Veröffentlicht: 02.01.2022. Rubrik: Persönliches


Wände haben Ohren

Im Jahre 1970 verbrachten der Mann, mit dem ich noch heute verheiratet bin, und ich unseren ersten gemeinsamen Urlaub auf Mallorca. Im Nebenraum unseres Zimmers im Hotel wohnte ein junges Ehepaar mit einem Kleinkind. Aber auch Oma und Opa des Kindes waren in diesem Hotel untergebracht.

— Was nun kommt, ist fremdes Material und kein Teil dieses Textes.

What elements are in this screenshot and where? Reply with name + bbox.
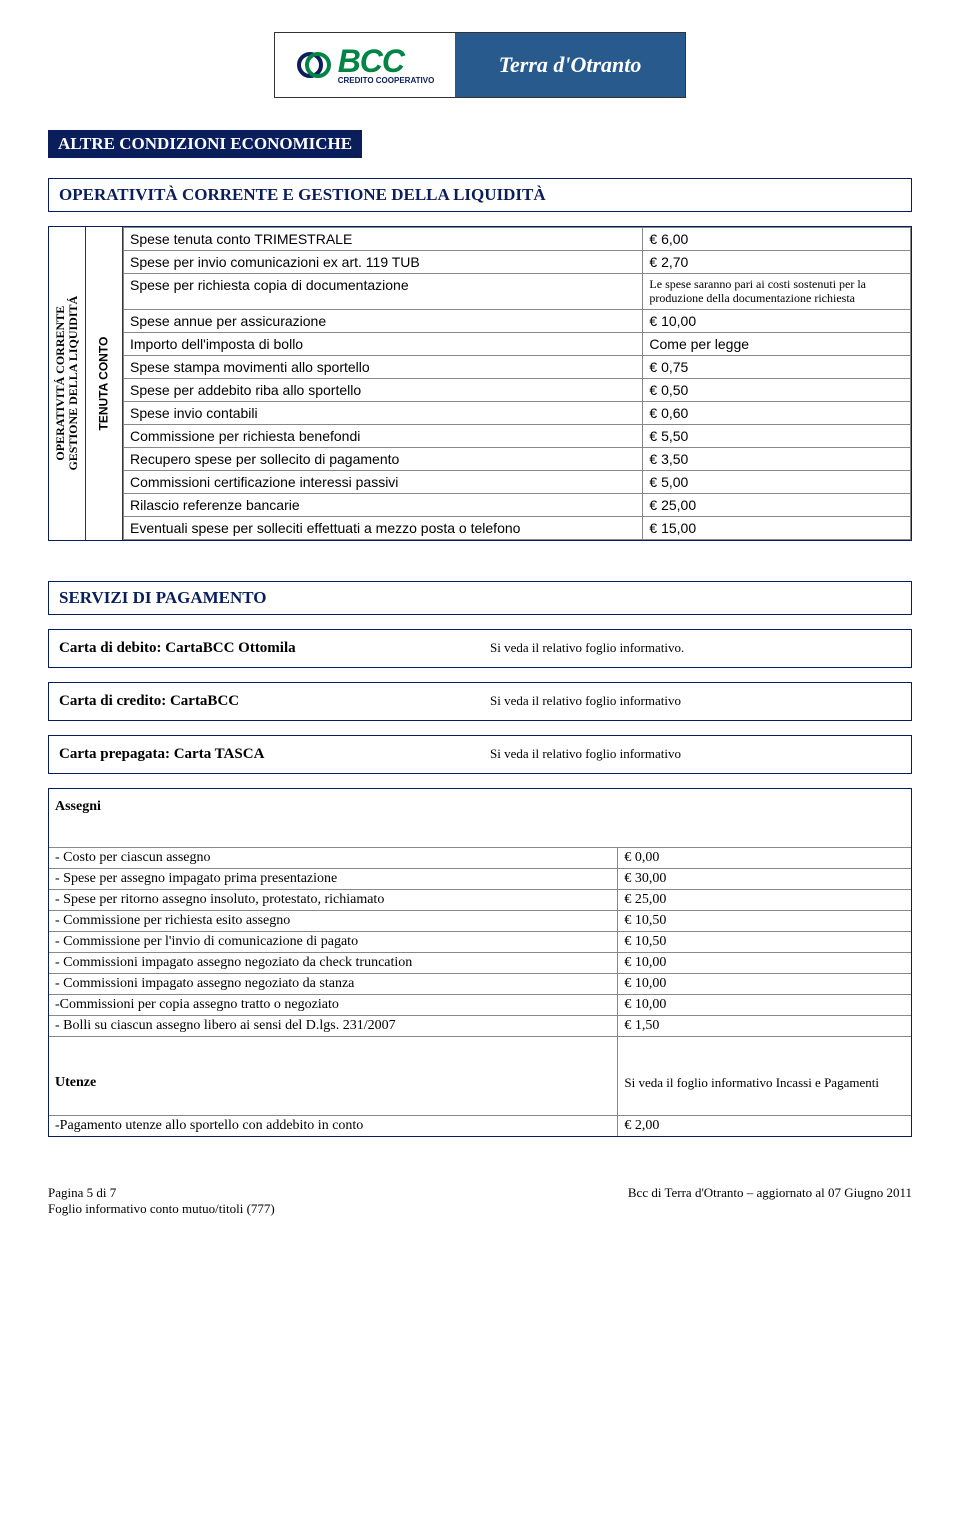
table-row-label: Spese per invio comunicazioni ex art. 11…	[124, 251, 643, 274]
assegni-row-label: - Commissioni impagato assegno negoziato…	[49, 952, 618, 973]
assegni-row-label: - Commissione per l'invio di comunicazio…	[49, 931, 618, 952]
section2-box: SERVIZI DI PAGAMENTO	[48, 581, 912, 615]
assegni-row-value: € 10,50	[618, 931, 911, 952]
table-row-value: Come per legge	[643, 332, 911, 355]
assegni-table: Assegni - Costo per ciascun assegno€ 0,0…	[49, 789, 911, 1136]
assegni-box: Assegni - Costo per ciascun assegno€ 0,0…	[48, 788, 912, 1137]
table-row-value: € 5,50	[643, 424, 911, 447]
side-label-outer: OPERATIVITÁ CORRENTE GESTIONE DELLA LIQU…	[49, 227, 86, 540]
footer-doc-title: Foglio informativo conto mutuo/titoli (7…	[48, 1201, 275, 1216]
table-row-label: Spese per richiesta copia di documentazi…	[124, 274, 643, 310]
assegni-row-label: - Commissioni impagato assegno negoziato…	[49, 973, 618, 994]
card-info-box: Carta di debito: CartaBCC OttomilaSi ved…	[48, 629, 912, 668]
table-row-label: Spese stampa movimenti allo sportello	[124, 355, 643, 378]
table-row-label: Commissioni certificazione interessi pas…	[124, 470, 643, 493]
table-row-label: Importo dell'imposta di bollo	[124, 332, 643, 355]
tenuta-conto-table: Spese tenuta conto TRIMESTRALE€ 6,00Spes…	[123, 227, 911, 540]
table-row-value: € 3,50	[643, 447, 911, 470]
tenuta-table-wrap: OPERATIVITÁ CORRENTE GESTIONE DELLA LIQU…	[48, 226, 912, 541]
table-row-label: Spese per addebito riba allo sportello	[124, 378, 643, 401]
logo-bcc-subtext: CREDITO COOPERATIVO	[338, 77, 435, 85]
table-row-label: Spese tenuta conto TRIMESTRALE	[124, 228, 643, 251]
section1-label: OPERATIVITÀ CORRENTE E GESTIONE DELLA LI…	[59, 185, 546, 204]
side-label-inner: TENUTA CONTO	[86, 227, 123, 540]
table-row-value: € 5,00	[643, 470, 911, 493]
section2-label: SERVIZI DI PAGAMENTO	[59, 588, 267, 607]
assegni-row-label: - Commissione per richiesta esito assegn…	[49, 910, 618, 931]
card-info-box: Carta prepagata: Carta TASCASi veda il r…	[48, 735, 912, 774]
table-row-value: € 25,00	[643, 493, 911, 516]
assegni-row-label: - Bolli su ciascun assegno libero ai sen…	[49, 1015, 618, 1036]
table-row-value: € 6,00	[643, 228, 911, 251]
utenze-value: Si veda il foglio informativo Incassi e …	[618, 1067, 911, 1116]
assegni-row-label: - Spese per assegno impagato prima prese…	[49, 868, 618, 889]
table-row-value: € 0,60	[643, 401, 911, 424]
table-row-label: Eventuali spese per solleciti effettuati…	[124, 516, 643, 539]
assegni-row-value: € 30,00	[618, 868, 911, 889]
table-row-label: Recupero spese per sollecito di pagament…	[124, 447, 643, 470]
table-row-label: Rilascio referenze bancarie	[124, 493, 643, 516]
table-row-label: Spese invio contabili	[124, 401, 643, 424]
card-label: Carta di credito: CartaBCC	[49, 683, 480, 720]
logo-right-panel: Terra d'Otranto	[455, 33, 685, 97]
assegni-row-label: - Spese per ritorno assegno insoluto, pr…	[49, 889, 618, 910]
logo-box: BCC CREDITO COOPERATIVO Terra d'Otranto	[274, 32, 686, 98]
card-label: Carta prepagata: Carta TASCA	[49, 736, 480, 773]
card-value: Si veda il relativo foglio informativo	[480, 683, 911, 720]
footer-left: Pagina 5 di 7 Foglio informativo conto m…	[48, 1185, 275, 1217]
utenze-last-value: € 2,00	[618, 1115, 911, 1136]
section1-box: OPERATIVITÀ CORRENTE E GESTIONE DELLA LI…	[48, 178, 912, 212]
side-outer-line2: GESTIONE DELLA LIQUIDITÁ	[66, 296, 80, 471]
table-row-value: € 10,00	[643, 309, 911, 332]
page-footer: Pagina 5 di 7 Foglio informativo conto m…	[48, 1185, 912, 1217]
footer-right: Bcc di Terra d'Otranto – aggiornato al 0…	[628, 1185, 912, 1217]
logo-header: BCC CREDITO COOPERATIVO Terra d'Otranto	[48, 32, 912, 98]
assegni-row-value: € 25,00	[618, 889, 911, 910]
assegni-row-value: € 0,00	[618, 847, 911, 868]
logo-left-panel: BCC CREDITO COOPERATIVO	[275, 33, 455, 97]
card-info-box: Carta di credito: CartaBCCSi veda il rel…	[48, 682, 912, 721]
logo-bcc-text: BCC	[338, 45, 435, 77]
logo-right-text: Terra d'Otranto	[499, 52, 642, 78]
table-row-value: € 0,50	[643, 378, 911, 401]
table-row-label: Spese annue per assicurazione	[124, 309, 643, 332]
main-title: ALTRE CONDIZIONI ECONOMICHE	[48, 130, 362, 158]
bcc-icon	[296, 47, 332, 83]
side-outer-line1: OPERATIVITÁ CORRENTE	[53, 306, 67, 461]
assegni-row-value: € 10,00	[618, 973, 911, 994]
card-value: Si veda il relativo foglio informativo	[480, 736, 911, 773]
utenze-last-label: -Pagamento utenze allo sportello con add…	[49, 1115, 618, 1136]
table-row-label: Commissione per richiesta benefondi	[124, 424, 643, 447]
table-row-value: € 0,75	[643, 355, 911, 378]
side-inner-text: TENUTA CONTO	[97, 337, 110, 431]
table-row-value: € 15,00	[643, 516, 911, 539]
assegni-header: Assegni	[55, 799, 101, 814]
card-value: Si veda il relativo foglio informativo.	[480, 630, 911, 667]
table-row-value: € 2,70	[643, 251, 911, 274]
assegni-row-value: € 10,00	[618, 952, 911, 973]
footer-page: Pagina 5 di 7	[48, 1185, 116, 1200]
table-row-value: Le spese saranno pari ai costi sostenuti…	[643, 274, 911, 310]
assegni-row-label: - Costo per ciascun assegno	[49, 847, 618, 868]
assegni-row-value: € 1,50	[618, 1015, 911, 1036]
assegni-row-value: € 10,00	[618, 994, 911, 1015]
assegni-row-label: -Commissioni per copia assegno tratto o …	[49, 994, 618, 1015]
utenze-label: Utenze	[55, 1075, 96, 1090]
assegni-row-value: € 10,50	[618, 910, 911, 931]
card-label: Carta di debito: CartaBCC Ottomila	[49, 630, 480, 667]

Jeden Morgen um 7 Uhr kam die Oma ins Zimmer des jungen Paares und kümmerte sich um das Kind, das Berndchen genannt wurde. Die Wände waren dünn, so wurden wir Tag für Tag von der schrillen Stimme der Oma geweckt, die immer wieder penetrant und laut fragend wissen wollte: „Wo ist denn das kleine Popochen, Berndchen?....Wo ist denn das kleine Popochen?“

Wir wollten gern länger schlafen, doch jeden Morgen ertönte die durchdringende Stimme der Oma: „Wo ist denn das kleine Popochen? Ei, wo ist es denn? Wo ist denn das kleine Popochen?“

Eines Morgens wurde es meinem Mann zu bunt. Er schmiss mit aller Kraft seinen Holzlatschen an die Wand und rief laut und deutlich: „Verdammt nochmal, irgendwo muss der Po doch zu finden sein!“

Totenstille nebenan. Die Familie hatte wohl nicht damit gerechnet, dass die dünnen Wände dieses Hotels Ohren hatten.

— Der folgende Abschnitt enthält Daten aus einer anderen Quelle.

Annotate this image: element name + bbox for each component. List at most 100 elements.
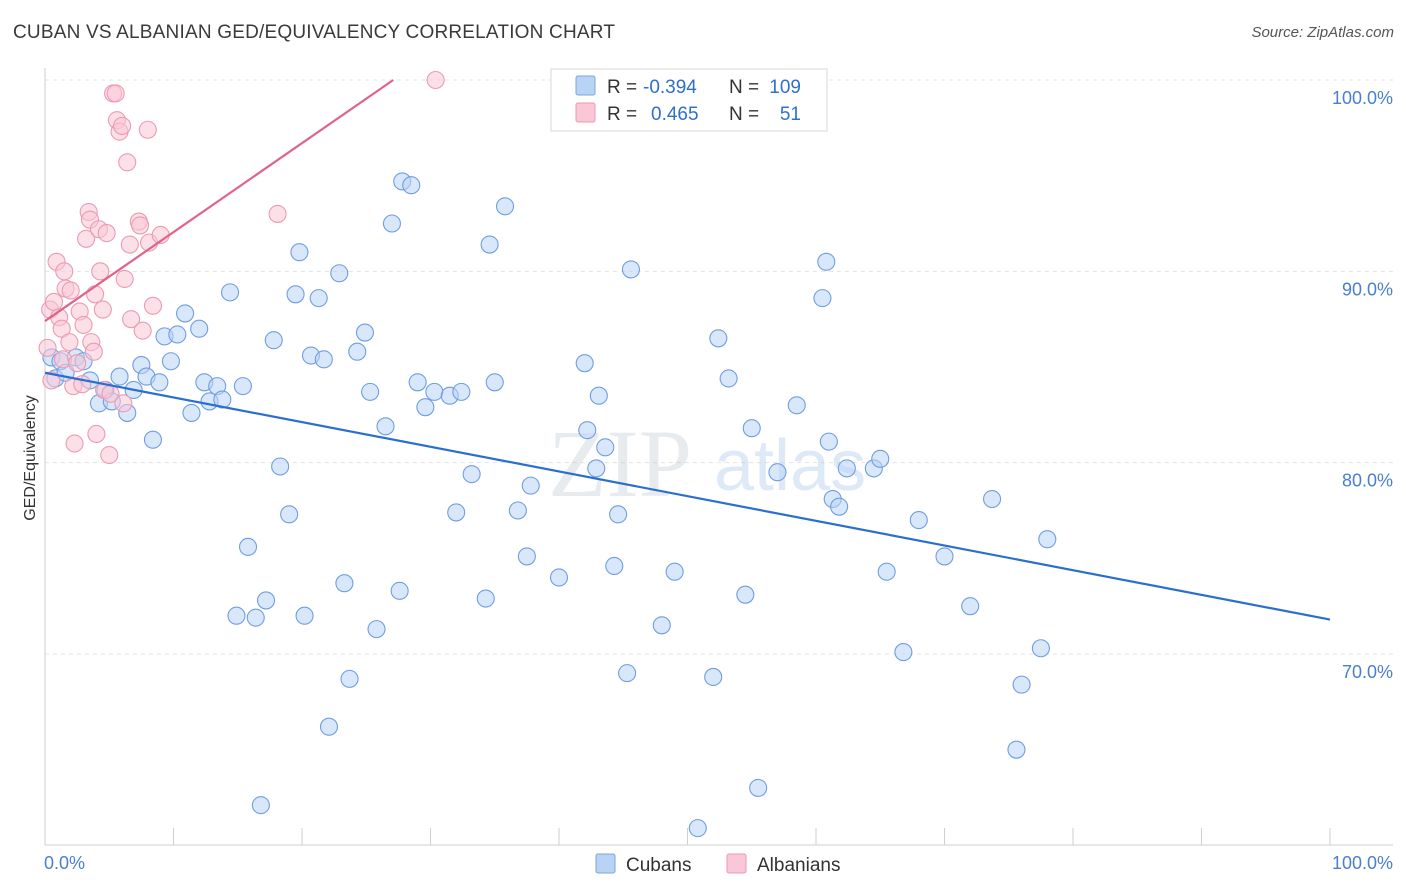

Die junge Mutter sprach uns später darauf an. Ihr kam es darauf an zu erklären, dass kleine Kinder eben öfter schreien. Wir antworteten, dass uns das Weinen des Kindes nicht störe, sondern das morgendliche Geschrei der Oma.

Die hat uns dann während der Restlaufzeit unseres Urlaubs nicht mehr angeguckt.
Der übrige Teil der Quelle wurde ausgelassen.